リノは、読み終えると、のどが渇き、お茶を一気に飲み干した。「おじいちゃん、こんなこと書き残して、いい気なものね。ジジイはこれだから嫌いよ。いつもの遊びでしょ。勝手に出て行って、あ~、すまなかった。これだからね」リノは、読み終えた便箋を清子に手渡した。清子は、いつもの手紙と違っているような気がした。いつもは、もっと簡潔で、もっと、能天気な内容だった。「これって、結構マジじゃない。おじいちゃんにしては、珍しいわね」リノは、いつものことだと思い、気にしなかった。

 

 「お腹すいちゃった。
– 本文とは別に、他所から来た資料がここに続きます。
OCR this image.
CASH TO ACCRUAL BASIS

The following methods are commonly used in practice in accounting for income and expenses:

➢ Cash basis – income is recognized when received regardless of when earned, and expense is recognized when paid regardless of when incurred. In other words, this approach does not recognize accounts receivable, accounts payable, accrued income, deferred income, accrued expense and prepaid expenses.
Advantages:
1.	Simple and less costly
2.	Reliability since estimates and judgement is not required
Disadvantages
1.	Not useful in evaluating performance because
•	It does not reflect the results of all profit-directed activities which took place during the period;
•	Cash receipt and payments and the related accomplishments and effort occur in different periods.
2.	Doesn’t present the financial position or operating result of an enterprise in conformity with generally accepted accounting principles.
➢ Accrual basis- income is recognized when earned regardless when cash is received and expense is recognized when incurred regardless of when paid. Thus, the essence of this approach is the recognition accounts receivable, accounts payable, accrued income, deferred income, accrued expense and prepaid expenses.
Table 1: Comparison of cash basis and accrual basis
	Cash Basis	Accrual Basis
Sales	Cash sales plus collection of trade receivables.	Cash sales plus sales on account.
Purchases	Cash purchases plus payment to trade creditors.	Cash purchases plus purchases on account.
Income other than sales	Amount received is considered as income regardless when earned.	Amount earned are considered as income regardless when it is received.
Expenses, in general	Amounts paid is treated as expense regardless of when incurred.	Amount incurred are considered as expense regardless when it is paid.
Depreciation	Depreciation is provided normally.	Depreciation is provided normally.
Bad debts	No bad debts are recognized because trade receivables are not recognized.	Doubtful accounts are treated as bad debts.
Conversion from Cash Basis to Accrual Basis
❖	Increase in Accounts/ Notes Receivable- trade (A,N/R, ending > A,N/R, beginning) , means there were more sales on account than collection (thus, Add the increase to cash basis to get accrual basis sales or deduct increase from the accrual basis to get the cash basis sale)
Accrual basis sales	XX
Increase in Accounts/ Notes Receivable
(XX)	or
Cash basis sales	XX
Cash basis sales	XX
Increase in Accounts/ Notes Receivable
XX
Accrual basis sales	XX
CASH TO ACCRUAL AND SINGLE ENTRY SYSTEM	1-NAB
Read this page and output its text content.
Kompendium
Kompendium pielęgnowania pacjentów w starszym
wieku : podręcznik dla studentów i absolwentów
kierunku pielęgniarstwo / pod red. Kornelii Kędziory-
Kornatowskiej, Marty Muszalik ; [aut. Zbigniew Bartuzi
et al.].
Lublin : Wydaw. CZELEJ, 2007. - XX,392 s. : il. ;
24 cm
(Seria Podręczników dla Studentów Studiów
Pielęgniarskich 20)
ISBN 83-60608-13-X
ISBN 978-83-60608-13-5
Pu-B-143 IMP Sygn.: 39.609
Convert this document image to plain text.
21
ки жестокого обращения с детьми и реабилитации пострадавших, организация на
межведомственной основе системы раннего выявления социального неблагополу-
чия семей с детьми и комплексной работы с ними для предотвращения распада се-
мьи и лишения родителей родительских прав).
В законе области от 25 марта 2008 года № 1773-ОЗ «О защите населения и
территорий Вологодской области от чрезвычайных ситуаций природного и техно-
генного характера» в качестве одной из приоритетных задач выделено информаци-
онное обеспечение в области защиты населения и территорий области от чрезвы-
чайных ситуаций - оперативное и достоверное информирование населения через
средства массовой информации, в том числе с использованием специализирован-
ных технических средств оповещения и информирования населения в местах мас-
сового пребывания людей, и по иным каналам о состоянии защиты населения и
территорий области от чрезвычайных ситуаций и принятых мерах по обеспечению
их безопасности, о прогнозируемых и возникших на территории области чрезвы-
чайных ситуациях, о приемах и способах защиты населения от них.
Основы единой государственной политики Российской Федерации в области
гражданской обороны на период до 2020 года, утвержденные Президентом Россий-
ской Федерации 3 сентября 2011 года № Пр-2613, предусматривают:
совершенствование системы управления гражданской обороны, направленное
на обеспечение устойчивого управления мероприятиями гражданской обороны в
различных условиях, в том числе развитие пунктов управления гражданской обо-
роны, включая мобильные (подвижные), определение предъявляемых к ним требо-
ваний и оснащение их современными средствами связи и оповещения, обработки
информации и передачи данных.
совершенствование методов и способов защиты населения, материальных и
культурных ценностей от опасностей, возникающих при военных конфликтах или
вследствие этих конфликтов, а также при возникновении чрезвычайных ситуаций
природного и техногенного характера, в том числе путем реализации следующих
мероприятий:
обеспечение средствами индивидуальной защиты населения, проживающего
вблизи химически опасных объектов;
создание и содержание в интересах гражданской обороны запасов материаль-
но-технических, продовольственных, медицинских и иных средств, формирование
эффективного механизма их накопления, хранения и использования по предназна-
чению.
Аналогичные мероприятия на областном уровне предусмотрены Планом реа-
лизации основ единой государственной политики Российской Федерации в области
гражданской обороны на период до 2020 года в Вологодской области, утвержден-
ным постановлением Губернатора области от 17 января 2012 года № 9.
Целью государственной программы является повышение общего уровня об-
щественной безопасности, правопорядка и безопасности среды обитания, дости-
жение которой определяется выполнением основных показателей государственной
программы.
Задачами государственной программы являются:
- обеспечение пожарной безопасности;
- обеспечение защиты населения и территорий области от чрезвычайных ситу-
朝っぱらから、こんな手紙読まされて、ほんと、気楽なジジイ」リノは、無心にご飯を口に頬張りモグモグさせて、一気に食事を済ませた。清子も、心配するのがバカらしくなり、新聞を取りに玄関に出た。歌舞伎門のところに黒猫がちょこんと顔を出していた。手紙に書かれていた黒猫だと思い、声をかけた。「クロ、クロ、おいで」黒猫は、声をかけられると、一目散に逃げ去った。

 

 515日、幸太郎の誕生日がやって来た。だが、幸太郎は帰ってこなかった。「おじいちゃん、帰ってこないね。ジジイは、これだから、嫌われるのよ。どこほっつき歩いてるのやら」玄関で朝からずっと突っ立って待っている清子の横でリノはぼやいた。「おじいちゃん、事故にあったんじゃないかしら。警察に届けようかしら」清子は、リノの返事を待った。「いつものことじゃない。きっと、あ~、すまなかった、って帰ってくるよ。ほっとけばいいのよ。世話の焼けるジジイだこと」リノが、踝を返したとき、クロネコヤマトの宅急便のトラックが30メーター先の庭の入り口に止まった。